Additionally, while Brain contends he was prevented from seeing his mother when she arrived at the law center, no evidence was introduced to establish that his mother was ever actually present. Based on the video from the law center, Brain called his mother and asked her to bring him tobacco products. Later, after Brain had taken the DataMaster test and Vanderpol returned to the law center with the signed warrant, Brain reported that his mother was on the way. There was neither testimony nor video evidence that his mother actually came to the law center before Brain completed the breath test or was placed under arrest. We cannot find a violation of Brain's statutory rights when there is no evidence to support his allegation.

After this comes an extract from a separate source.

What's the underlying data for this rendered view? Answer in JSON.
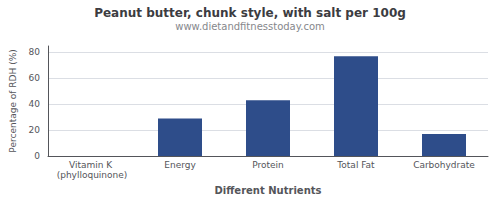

And even if Brain's section 804.20 rights were violated, suppression of the tests results is not the appropriate remedy because the "results can be traced to a source independent of any violation of section 804.20"-"a lawfully issued search warrant." State v. McMickle, 3 N.W.3d 518, 522 (Iowa 2024). That is not to say that law enforcement can or should disregard a defendant's section 804.20 rights-the statute imposes criminal liability on a person who does so. See Iowa Code § 804.20 ("A violation of this section shall constitute a simple misdemeanor."); see also McMickle, 3 N.W.3d at 523 (McDermott, J., concurring) ("The statutory remedy imposing criminal liability exists notwithstanding a court's refusal to suppress evidence when an officer violates [section] 804.20. Simply because an officer validly obtains evidence against a suspect through other means does not grant the officer immunity from criminal prosecution for infringing this right."). But Brain's remedy-assuming he could show a violation-is not the suppression of the DataMaster results.
IV. Conclusion.
We affirm the district court's denial of Brain's motion to suppress and remand for further proceedings.
AFFIRMED AND REMANDED FOR FURTHER PROCEEDINGS.